I just finished a tutorial on building a DLL library. From the tutorial I learnt that a DLL also has an associated lib file, which the linker will use to statically linked in information to the client program. The lib file will contain information such as memory address locations of where to find functions inside the DLL.
My confusion comes in when using Python. With Python we seem to utilize pyd files, which are DLL formatted files with added information to make them callable into Python. In addition, I have seen code examples of using the ctypes library to call into DLL files, which allows it to happen without using the associated lib file. So I am confused on why we need the lib file when using the DLL library in the Microsoft tutorial, how this file does not seem to be used when calling into DLL libraries via Python by using either a pyd or the ctypes library.
A DLL import library (Microsoft extension .lib
) is required only
by the Micrsoft linker to link a program against a DLL. That means of
course that it is only required at link time; it is not required at
runtime. An import library has no runtime function at all; it is not
a loadable file.
Furthermore, an import library is only required by the Microsoft linker, for historical reasons. It is not technically necessary to use an import library to link a program against a DLL. The MYSY2/MinGW-w64 linker that is invoked by Windows GCC does not need import libraries: it can link directly against a DLL, although it can also use an import library if it finds one first.
An import library name.lib
serves the linker as a statically linkable proxy for
name.dll
, which itself cannot be statically linked. In the simplest terms,
name.lib
is an archive of little object files which between them convey
to the linker information such as this:
Here are some symbol names symbol1, symbol2,...,symbolN
which may not be defined by
any regular object files available to the linkage but are defined in a DLL name.dll
.
Usually symbol1, symbol2,...,symbolN
are names of functions exported by name.dll
.
The linker extracts these little object files from the archive and links the
information statically into the program. Then at runtime, the runtime linker
will detect this information when it is asked to load the program; it will
search its runtime library path for name.dll
and - if successful - it will
load name.dll
into the address space of the program and resolve the program's
references to symbol1, symbol2,...,symbolN
to the definitions that are (hopefully)
provided by name.dll
. If that too is successful (for all DLLs that the program
needs) the program is finally allowed to run. The role of the import library
in the life of the program is finished once the static linker has
created the program.
This process of obtaining information about a DLL that a program depends on, and about the symbols that the program references that are defined in the DLL, and statically linking this information into the program as instructions to the runtime linker - that's what we mean by linking against a DLL.

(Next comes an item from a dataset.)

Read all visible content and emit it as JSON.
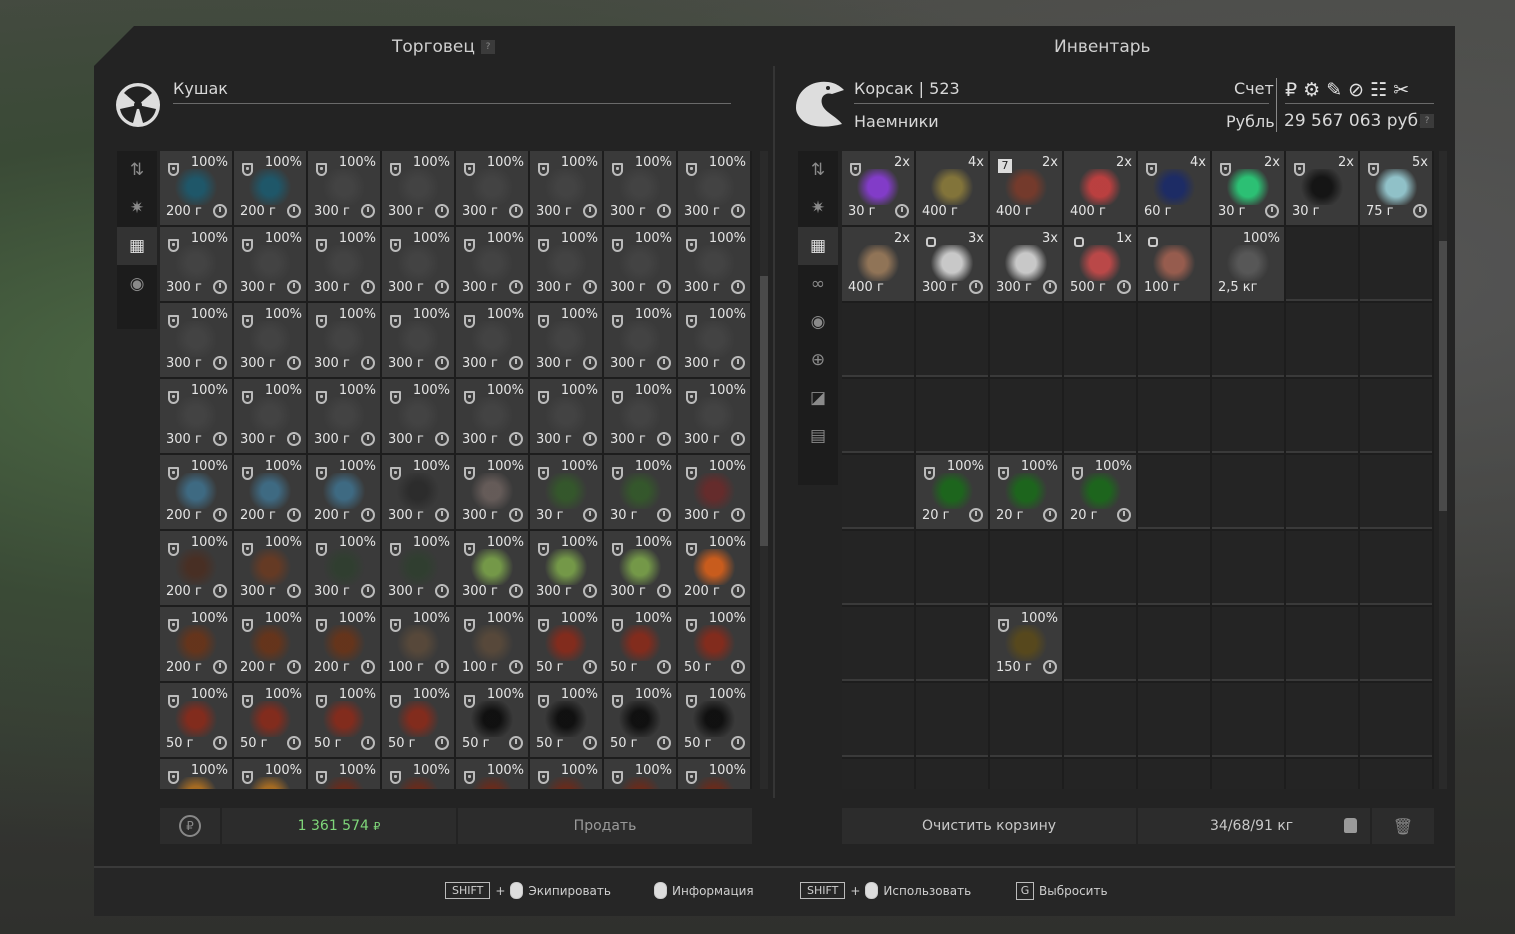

As noted already, is not necessary to use an import library to accomplish this process. Import libraries are the Microsoft way of doing it. In Linux and other OSes - Python runs on all of them - import libraries aren't used at all to link against dynamic libraries. Instead, the dynamic library itself is input to the static linker. The dynamic library cannot be statically linked, but the linker just examines it to see what undefined symbols in the program are defined by the dynamic library, and then statically links the the necessary instructions to the runtime linker into the program.

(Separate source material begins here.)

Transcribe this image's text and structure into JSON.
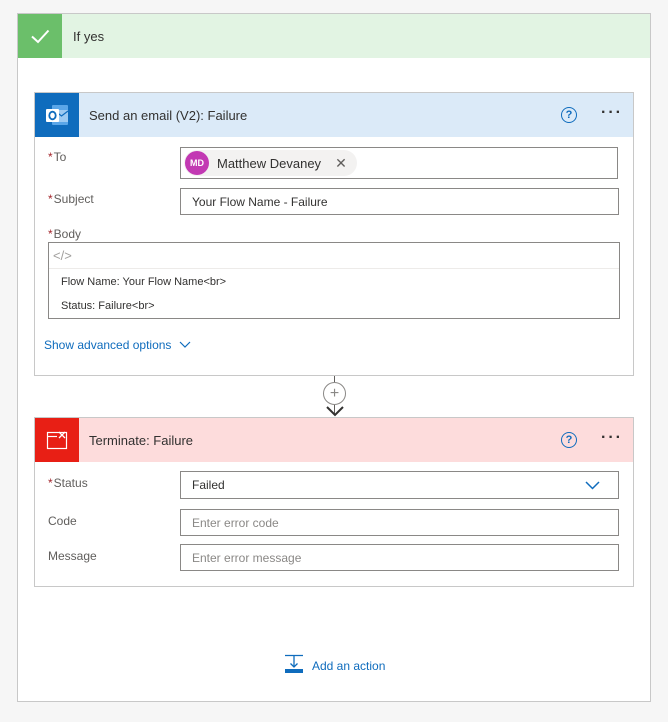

Not only is an import library unncessary, it is also unnessary to statically link any information
about name.dll
into a program to enable the program to load name.dll
and call functions in it.
If a program believes that name.dll
exists on the system and wants to reference a symbol
it believes is defined in name.dll
(usually, call a function defined in name.dll
), it can itself request
the OS to find and load name.dll
, using the LoadLibrary
system call, and request the runtime linker to give it the address of the symbol it wants to
reference from name.dll
, using the GetProcAddress
system call.
So, the process of statically linking instructions to the runtime linker into a program - whether it is done using an import library or not - is way in which you can avoid doing the runtime linkage of a DLL programmatically and have it all done instead by the OS when the program is run. And an import library is an optional way of doing that avoiding.
Python, of course, is a runtime interpreter. It does not invoke the static linker at all. If you
ask it to import your .pyd
module, Python loads the DLL programmatically. If you use cytypes
to call into
a C or C++ DLL, Python either loads the DLL programmatically for you, or you
can explicitly load it programmatically yourself by calling cdll.LoadLibrary(libname)
.
Any DLL that Python needs to load, either for its own purposes or the user's purposes, is either a DLL that it loads
programmatically, or it is a DLL that Python was linked against when Python was built, which will be automatically
loaded with Python. In either case, as a user of Python you never need the import libary for that DLL, and this
is true whether you invoke Python by a > python3 myscript.py
shell command or invoke
it embedded in a C or C++ program that has been linked with [lib]python3dll.